The only realistic comparison in sport is when you play the same opposition at the same time. That’s when you know who the champion is or who the better player or team is. In cricket it is even more so as the conditions change from country to country, even venue to venue and session to session. You can only compare players from the same team and not from different teams. So a Hayden and a Ponting can be compared, but not a Hayden and a Dravid because they are playing bowlers of different quality even in the same match.
That the Twenty20 format is different from the 50-over format, which again is different from the Test format, is obvious and so any comparison is going to be dicey. The lesser the number of overs, the better the chance for even low-ranked teams to surprise the higher ranked ones. This is simply because the margin for recovery is much less than in the longer games.

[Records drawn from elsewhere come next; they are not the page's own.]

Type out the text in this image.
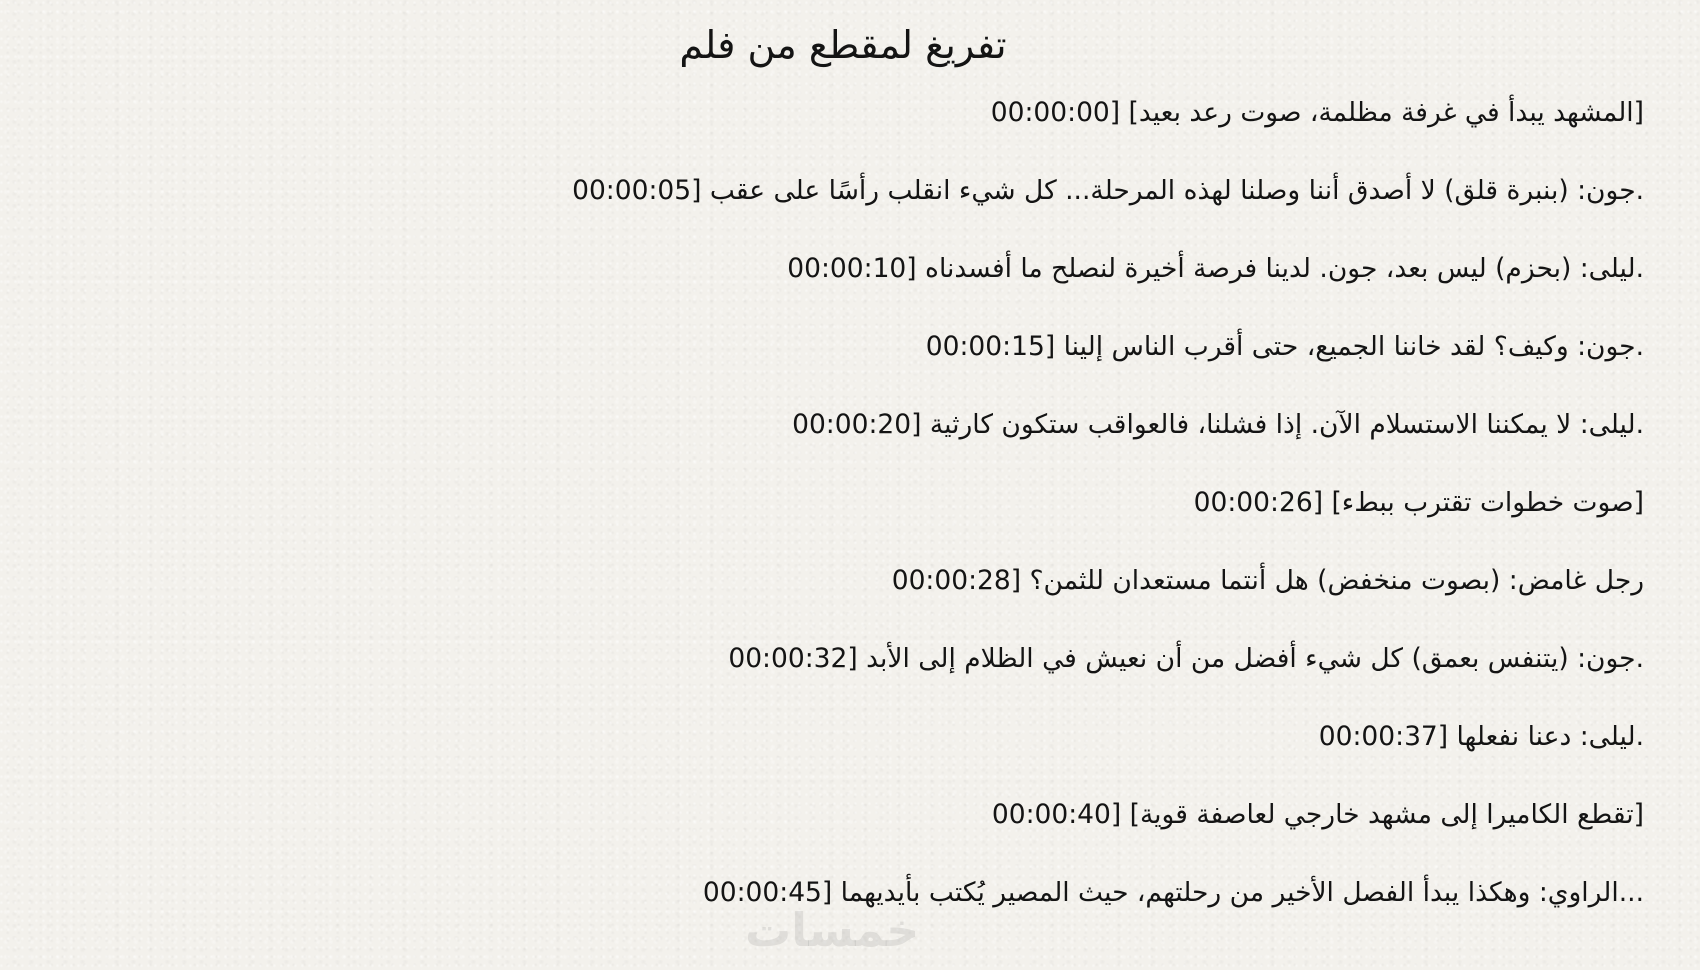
تفريغ لمقطع من فلم
[المشهد يبدأ في غرفة مظلمة، صوت رعد بعيد] [00:00:00
.جون: (بنبرة قلق) لا أصدق أننا وصلنا لهذه المرحلة... كل شيء انقلب رأسًا على عقب [00:00:05
.ليلى: (بحزم) ليس بعد، جون. لدينا فرصة أخيرة لنصلح ما أفسدناه [00:00:10
.جون: وكيف؟ لقد خاننا الجميع، حتى أقرب الناس إلينا [00:00:15
.ليلى: لا يمكننا الاستسلام الآن. إذا فشلنا، فالعواقب ستكون كارثية [00:00:20
[صوت خطوات تقترب ببطء] [00:00:26
رجل غامض: (بصوت منخفض) هل أنتما مستعدان للثمن؟ [00:00:28
.جون: (يتنفس بعمق) كل شيء أفضل من أن نعيش في الظلام إلى الأبد [00:00:32
.ليلى: دعنا نفعلها [00:00:37
[تقطع الكاميرا إلى مشهد خارجي لعاصفة قوية] [00:00:40
...الراوي: وهكذا يبدأ الفصل الأخير من رحلتهم، حيث المصير يُكتب بأيديهما [00:00:45
خمسات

Champion teams invariably find a way to get back into the game when they have the time and the overs to do so. It’s virtually impossible to corner good teams in Test matches because even if they have had a bad session or two, they can bounce back. Similarly, in a 50-over game a good team has a chance to recover the lost ground of a few bad overs, whether batting or bowling.
However, as the ICC World Twenty20 showed us, it wasn’t always easy to come back into the game even if there were just a couple of bad overs. That’s why a team like Zimbabwe with plenty of newcomers was able to surprise Australia in the tournament. It’s even more hazardous for such teams in a shorter format like the six-a-side tournament where sides like Hong Kong have beaten the top teams.
Thus, though the Indians humbled the Aussies in the Twenty20 format, they found the world champs too hot to handle in the 50-over version of the game.
Mahendra Singh Dhoni was therefore quite correct in refusing to be drawn into comparing the two champion Indian teams. His team’s performance was thrilling and has given rise to a belief that under him the Indian team will go places. Yes, there will be hiccups playing against the world champs, but there are more chances of the Indian team winning against the other teams than ever before.
The Indians will be playing a lot against Australia over the next few months and there is plenty to learn from the world champs. If they can pick up a few valuable lessons, then it will go a long way in making the team a consistent winner in all formats of the game.